Sudden, swift death has come too to the brigands who have sometimes sought to commandeer history. On April 28 1945, the newly deposed Benito Mussolini was lynched, together with his mistress Claretta Petacci, by communist partisans near Lake Como. Two days later, on April 30, Adolph Hitler, in company with his mistress-turned-wife Eva Braun, committed suicide at the end of what had increasingly turned out to be a disastrous war against Allied forces. In the same month, on April 12, Franklin Delano Roosevelt, in his fourth term as President of the United States, passed away and was replaced by Harry Truman. And Truman would be the man to bomb Hiroshima and Nagasaki, leaving tens of thousands dead and tens of thousands of others, as also their unborn children, maimed.

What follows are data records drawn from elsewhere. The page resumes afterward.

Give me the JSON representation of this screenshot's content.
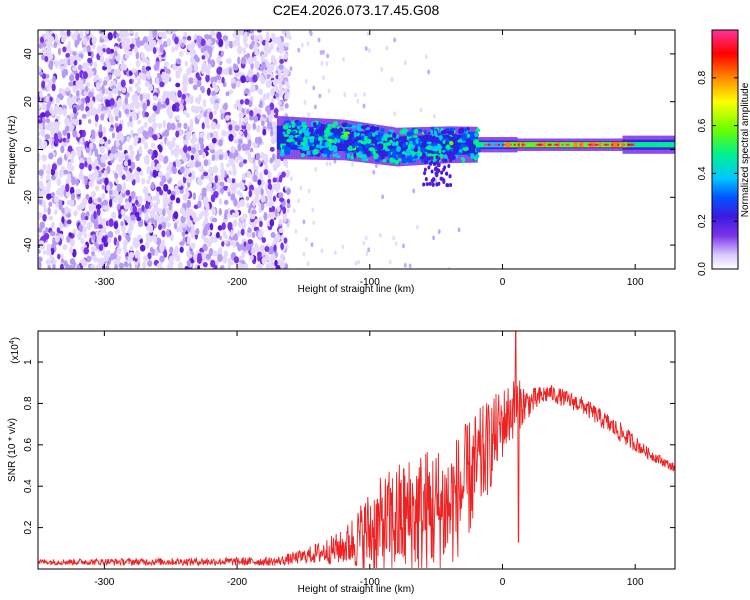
{
  "page_title": "C2E4.2026.073.17.45.G08",
  "chart_data": [
    {
      "type": "heatmap",
      "title": "C2E4.2026.073.17.45.G08",
      "xlabel": "Height of straight line (km)",
      "ylabel": "Frequency (Hz)",
      "xlim": [
        -350,
        130
      ],
      "ylim": [
        -50,
        50
      ],
      "xticks": [
        -300,
        -200,
        -100,
        0,
        100
      ],
      "yticks": [
        -40,
        -20,
        0,
        20,
        40
      ],
      "xtick_labels": [
        "-300",
        "-200",
        "-100",
        "0",
        "100"
      ],
      "ytick_labels": [
        "-40",
        "-20",
        "0",
        "20",
        "40"
      ],
      "colorbar": {
        "label": "Normalized spectral amplitude",
        "range": [
          0,
          1
        ],
        "ticks": [
          0.0,
          0.2,
          0.4,
          0.6,
          0.8
        ],
        "tick_labels": [
          "0.0",
          "0.2",
          "0.4",
          "0.6",
          "0.8"
        ],
        "colormap": [
          "#ffffff",
          "#d9c8ff",
          "#7a33e8",
          "#3a1ae0",
          "#0055ff",
          "#00c8ff",
          "#00f090",
          "#66ff00",
          "#ffff00",
          "#ff8800",
          "#ff0000",
          "#ff3399"
        ]
      },
      "features": {
        "noise_region_km": [
          -350,
          -165
        ],
        "signal_band_center_hz": [
          [
            -170,
            5
          ],
          [
            -120,
            4
          ],
          [
            -80,
            1
          ],
          [
            -40,
            2
          ],
          [
            -20,
            2
          ],
          [
            0,
            2
          ],
          [
            50,
            2
          ],
          [
            130,
            2
          ]
        ]
      }
    },
    {
      "type": "line",
      "xlabel": "Height of straight line (km)",
      "ylabel": "SNR (10 * v/v)",
      "scale_label": "(x10",
      "scale_exp": "4",
      "scale_close": ")",
      "xlim": [
        -350,
        130
      ],
      "ylim": [
        0,
        1.15
      ],
      "xticks": [
        -300,
        -200,
        -100,
        0,
        100
      ],
      "yticks": [
        0.2,
        0.4,
        0.6,
        0.8,
        1.0
      ],
      "xtick_labels": [
        "-300",
        "-200",
        "-100",
        "0",
        "100"
      ],
      "ytick_labels": [
        "0.2",
        "0.4",
        "0.6",
        "0.8",
        "1"
      ],
      "series": [
        {
          "name": "SNR",
          "color": "#ee2222",
          "envelope": [
            {
              "x": -350,
              "base": 0.03,
              "amp": 0.02
            },
            {
              "x": -170,
              "base": 0.03,
              "amp": 0.03
            },
            {
              "x": -150,
              "base": 0.05,
              "amp": 0.05
            },
            {
              "x": -120,
              "base": 0.08,
              "amp": 0.12
            },
            {
              "x": -100,
              "base": 0.12,
              "amp": 0.3
            },
            {
              "x": -80,
              "base": 0.15,
              "amp": 0.4
            },
            {
              "x": -60,
              "base": 0.18,
              "amp": 0.45
            },
            {
              "x": -40,
              "base": 0.2,
              "amp": 0.45
            },
            {
              "x": -20,
              "base": 0.4,
              "amp": 0.4
            },
            {
              "x": 0,
              "base": 0.65,
              "amp": 0.25
            },
            {
              "x": 10,
              "base": 0.75,
              "amp": 0.2
            },
            {
              "x": 20,
              "base": 0.78,
              "amp": 0.1
            },
            {
              "x": 35,
              "base": 0.84,
              "amp": 0.06
            },
            {
              "x": 60,
              "base": 0.78,
              "amp": 0.06
            },
            {
              "x": 90,
              "base": 0.64,
              "amp": 0.07
            },
            {
              "x": 110,
              "base": 0.55,
              "amp": 0.04
            },
            {
              "x": 130,
              "base": 0.48,
              "amp": 0.03
            }
          ],
          "peak": {
            "x": 10,
            "y": 1.15
          },
          "dip": {
            "x": 12,
            "y": 0.13
          }
        }
      ]
    }
  ]
}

William Shakespeare, as history informs us, was born on April 23 1564. He died on the same day, in 1616. Miguel Cervantes too died on the day Britain's greatest playwright breathed his last. On April 23 1850, the Romantic poet William Wordsworth saw life ebbing out of him at Grasmere. And tragedy hit the British ocean liner Titanic on its maiden voyage on April 15 1912. The English writer Thomas Chatterton committed suicide on April 24 1770.

Afghanistan took a turn for the better when its communists, led by Nur Mohammad Taraki, ousted President Daoud in April 1978 and inaugurated what came to be known as the Saur Revolution. In April 1974, Pakistan's first military dictator Ayub Khan died in quiet retirement.

But let us round it off in poetic pronouncement. 'Men are April when they woo, December when they wed'. Warts and all, then, April remains a symbol of beauty and of love, in the otherwise dark, contorted passages of our souls.